Ingredients and Weight:
- Lamb shoulder (boneless, skinless): 2 pounds
- Olive oil: 2 tablespoons
- Onion (chopped): 1 large
- Carrots (peeled and chopped): 2
- Celery (chopped): 2 stalks
- Garlic (minced): 4 cloves
- Ground cumin: 2 teaspoons
- Ground coriander: 1 teaspoon
- Cayenne pepper (optional): 1/4 teaspoon
- Red wine: 1 cup
- Beef broth: 4 cups
- Potatoes (peeled and cubed): 1 pound
- Green beans (trimmed): 1 pound
- Salt and pepper to taste
Preparation Time:
Cooking Time:
Difficulty Level:
Preparation Method Steps:
- Preheat oven to 325°F (163°C).
- In a large Dutch oven or heavy-bottomed pot, heat olive oil over medium heat.
- Season lamb with salt and pepper. Brown lamb in batches, ensuring it's well-seared on all sides. Remove from pot and set aside.
- Add onion, carrots, and celery to pot and cook until softened, about 10 minutes.

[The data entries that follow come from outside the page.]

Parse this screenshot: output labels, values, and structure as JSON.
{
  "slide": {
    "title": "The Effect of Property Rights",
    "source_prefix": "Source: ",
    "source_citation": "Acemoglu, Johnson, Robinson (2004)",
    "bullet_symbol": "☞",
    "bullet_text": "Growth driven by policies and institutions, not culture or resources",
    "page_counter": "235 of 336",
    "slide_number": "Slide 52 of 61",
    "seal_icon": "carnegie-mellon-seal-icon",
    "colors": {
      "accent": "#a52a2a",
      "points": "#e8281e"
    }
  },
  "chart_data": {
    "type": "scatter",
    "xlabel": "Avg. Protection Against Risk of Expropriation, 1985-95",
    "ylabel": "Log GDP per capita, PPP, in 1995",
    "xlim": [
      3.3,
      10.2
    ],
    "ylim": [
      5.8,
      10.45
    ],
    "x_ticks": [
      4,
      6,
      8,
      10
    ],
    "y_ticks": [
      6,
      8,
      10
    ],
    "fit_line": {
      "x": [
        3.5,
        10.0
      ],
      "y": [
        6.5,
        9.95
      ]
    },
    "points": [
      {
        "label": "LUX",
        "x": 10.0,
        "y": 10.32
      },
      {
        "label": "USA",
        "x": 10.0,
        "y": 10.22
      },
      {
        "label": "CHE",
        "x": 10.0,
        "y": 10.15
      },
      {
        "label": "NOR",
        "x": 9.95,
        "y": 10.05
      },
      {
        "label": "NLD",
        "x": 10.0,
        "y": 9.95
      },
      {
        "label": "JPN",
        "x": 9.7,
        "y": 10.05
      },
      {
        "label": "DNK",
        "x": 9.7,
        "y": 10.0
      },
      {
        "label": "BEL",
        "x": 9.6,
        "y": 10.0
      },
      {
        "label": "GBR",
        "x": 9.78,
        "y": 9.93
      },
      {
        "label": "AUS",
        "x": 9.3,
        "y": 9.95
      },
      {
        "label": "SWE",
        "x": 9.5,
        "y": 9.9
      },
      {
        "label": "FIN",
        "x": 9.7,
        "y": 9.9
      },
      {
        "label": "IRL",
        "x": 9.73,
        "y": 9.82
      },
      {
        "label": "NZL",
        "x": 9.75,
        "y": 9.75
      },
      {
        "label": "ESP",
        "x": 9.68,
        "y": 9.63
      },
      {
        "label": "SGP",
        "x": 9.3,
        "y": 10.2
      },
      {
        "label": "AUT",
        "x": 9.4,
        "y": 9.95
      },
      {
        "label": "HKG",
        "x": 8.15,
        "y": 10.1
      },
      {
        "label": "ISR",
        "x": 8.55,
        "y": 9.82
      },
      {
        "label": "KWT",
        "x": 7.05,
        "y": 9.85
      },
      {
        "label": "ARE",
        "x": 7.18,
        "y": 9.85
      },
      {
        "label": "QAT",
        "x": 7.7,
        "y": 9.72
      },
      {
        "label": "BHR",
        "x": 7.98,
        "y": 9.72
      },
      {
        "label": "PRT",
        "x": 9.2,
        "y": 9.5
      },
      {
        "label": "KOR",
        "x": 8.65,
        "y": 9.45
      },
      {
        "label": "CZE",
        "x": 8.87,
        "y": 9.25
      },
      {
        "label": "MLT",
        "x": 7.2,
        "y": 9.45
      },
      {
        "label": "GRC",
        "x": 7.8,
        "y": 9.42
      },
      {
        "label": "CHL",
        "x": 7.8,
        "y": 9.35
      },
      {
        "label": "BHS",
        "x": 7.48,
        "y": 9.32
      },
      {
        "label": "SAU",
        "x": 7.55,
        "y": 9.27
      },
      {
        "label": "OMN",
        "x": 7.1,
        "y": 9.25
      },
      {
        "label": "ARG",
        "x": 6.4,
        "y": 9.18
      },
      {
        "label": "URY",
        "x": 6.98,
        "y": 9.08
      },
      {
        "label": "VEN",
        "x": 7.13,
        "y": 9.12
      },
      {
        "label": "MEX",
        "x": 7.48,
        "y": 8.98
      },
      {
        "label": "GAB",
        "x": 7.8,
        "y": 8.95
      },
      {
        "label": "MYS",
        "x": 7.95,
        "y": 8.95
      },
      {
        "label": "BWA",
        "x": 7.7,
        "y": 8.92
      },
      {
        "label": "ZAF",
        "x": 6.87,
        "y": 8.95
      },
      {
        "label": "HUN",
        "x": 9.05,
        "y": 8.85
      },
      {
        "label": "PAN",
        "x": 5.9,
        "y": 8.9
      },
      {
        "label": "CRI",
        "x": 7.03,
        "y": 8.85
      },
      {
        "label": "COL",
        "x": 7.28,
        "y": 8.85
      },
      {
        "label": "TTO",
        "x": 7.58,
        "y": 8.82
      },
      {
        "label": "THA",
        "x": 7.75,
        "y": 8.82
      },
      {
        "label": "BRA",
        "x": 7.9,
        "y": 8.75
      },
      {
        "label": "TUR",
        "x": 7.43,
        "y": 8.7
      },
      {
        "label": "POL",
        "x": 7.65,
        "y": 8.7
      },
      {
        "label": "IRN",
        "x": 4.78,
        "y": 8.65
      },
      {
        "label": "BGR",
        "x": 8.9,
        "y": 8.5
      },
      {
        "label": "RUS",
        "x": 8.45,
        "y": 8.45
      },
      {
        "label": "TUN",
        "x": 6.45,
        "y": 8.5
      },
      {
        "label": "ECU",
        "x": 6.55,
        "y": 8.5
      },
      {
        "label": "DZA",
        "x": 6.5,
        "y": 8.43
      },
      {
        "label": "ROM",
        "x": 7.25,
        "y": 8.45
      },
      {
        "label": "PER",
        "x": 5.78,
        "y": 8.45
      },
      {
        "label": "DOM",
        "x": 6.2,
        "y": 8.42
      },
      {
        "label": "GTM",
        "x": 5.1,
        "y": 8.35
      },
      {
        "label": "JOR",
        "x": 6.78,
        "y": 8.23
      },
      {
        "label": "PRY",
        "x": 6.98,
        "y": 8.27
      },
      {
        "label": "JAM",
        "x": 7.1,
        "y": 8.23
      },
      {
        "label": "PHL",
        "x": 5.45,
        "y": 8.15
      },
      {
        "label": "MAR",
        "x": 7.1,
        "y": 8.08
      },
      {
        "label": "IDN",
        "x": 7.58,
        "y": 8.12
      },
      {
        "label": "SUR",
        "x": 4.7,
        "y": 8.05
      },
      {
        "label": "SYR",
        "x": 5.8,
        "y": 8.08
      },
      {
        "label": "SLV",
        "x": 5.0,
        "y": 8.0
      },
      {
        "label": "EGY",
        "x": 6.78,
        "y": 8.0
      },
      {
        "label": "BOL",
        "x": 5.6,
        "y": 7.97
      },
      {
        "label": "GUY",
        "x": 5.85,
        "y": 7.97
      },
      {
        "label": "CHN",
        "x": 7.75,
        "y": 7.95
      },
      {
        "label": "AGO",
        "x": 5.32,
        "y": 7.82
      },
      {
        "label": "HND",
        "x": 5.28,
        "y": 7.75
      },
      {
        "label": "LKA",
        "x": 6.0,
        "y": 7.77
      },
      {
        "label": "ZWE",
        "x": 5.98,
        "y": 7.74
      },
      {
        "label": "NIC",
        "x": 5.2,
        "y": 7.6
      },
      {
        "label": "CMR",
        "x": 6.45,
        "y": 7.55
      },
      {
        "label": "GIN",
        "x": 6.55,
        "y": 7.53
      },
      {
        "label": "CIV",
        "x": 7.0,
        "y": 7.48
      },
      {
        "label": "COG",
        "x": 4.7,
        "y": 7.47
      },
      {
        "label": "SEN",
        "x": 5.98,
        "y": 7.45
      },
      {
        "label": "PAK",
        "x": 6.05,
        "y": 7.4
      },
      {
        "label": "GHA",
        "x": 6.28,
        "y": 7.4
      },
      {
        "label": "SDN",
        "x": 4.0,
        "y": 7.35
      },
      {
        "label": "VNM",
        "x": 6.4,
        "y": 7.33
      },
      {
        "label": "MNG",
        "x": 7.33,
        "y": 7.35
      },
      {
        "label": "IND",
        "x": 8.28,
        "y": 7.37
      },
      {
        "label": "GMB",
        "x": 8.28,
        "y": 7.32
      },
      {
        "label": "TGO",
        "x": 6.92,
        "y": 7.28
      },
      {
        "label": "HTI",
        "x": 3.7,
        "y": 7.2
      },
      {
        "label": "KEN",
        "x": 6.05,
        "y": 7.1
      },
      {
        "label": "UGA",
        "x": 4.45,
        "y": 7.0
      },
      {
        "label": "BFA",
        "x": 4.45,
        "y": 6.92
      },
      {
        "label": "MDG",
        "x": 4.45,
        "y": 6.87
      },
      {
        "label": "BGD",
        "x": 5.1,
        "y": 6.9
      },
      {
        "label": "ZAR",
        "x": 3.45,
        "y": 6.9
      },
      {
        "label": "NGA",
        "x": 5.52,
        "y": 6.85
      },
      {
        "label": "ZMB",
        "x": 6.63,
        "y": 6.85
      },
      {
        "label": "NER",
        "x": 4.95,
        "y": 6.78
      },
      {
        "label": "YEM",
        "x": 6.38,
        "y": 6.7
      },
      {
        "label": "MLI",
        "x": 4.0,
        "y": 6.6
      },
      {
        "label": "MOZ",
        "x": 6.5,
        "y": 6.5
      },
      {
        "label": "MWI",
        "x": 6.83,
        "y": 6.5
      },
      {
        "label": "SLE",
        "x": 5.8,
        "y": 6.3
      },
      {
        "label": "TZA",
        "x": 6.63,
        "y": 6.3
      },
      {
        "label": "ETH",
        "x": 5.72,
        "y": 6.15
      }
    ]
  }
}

- Add garlic, cumin, coriander, and cayenne pepper (if using). Cook for 1-2 minutes, stirring constantly.
- Add red wine and let it reduce by half, about 5 minutes.
- Return lamb to pot and cover with beef broth. Bring to a simmer and add potatoes.
- Cover and bake for 2 hours, or until lamb and potatoes are tender.
- Add green beans and cook for an additional 30 minutes, or until tender.
- Season to taste with additional salt and pepper.
Nutritional Information:
- Calories: 450 per serving
- Fat: 20 grams
- Protein: 30 grams
- Carbohydrates: 35 grams
Dish Characteristics:
- Rich and flavorful broth
- Tender lamb and vegetables
- Comforting and filling
- Suitable for a special occasion meal
User Comments:
- "This stew was absolutely delicious! The lamb was so tender and the vegetables were cooked perfectly."
- "I love the deep, robust flavor of this stew. It's one of the best I've ever had."
- "The green beans add a nice freshness and crunch to the dish."
Special Precautions and Tips:
- If you can't find lamb shoulder, you can substitute lamb leg or lamb chops.
- To make the stew ahead of time, cook it up to step 8 and refrigerate for up to 3 days. Reheat before serving.
- Serve the stew with crusty bread or rice to soak up the delicious juices.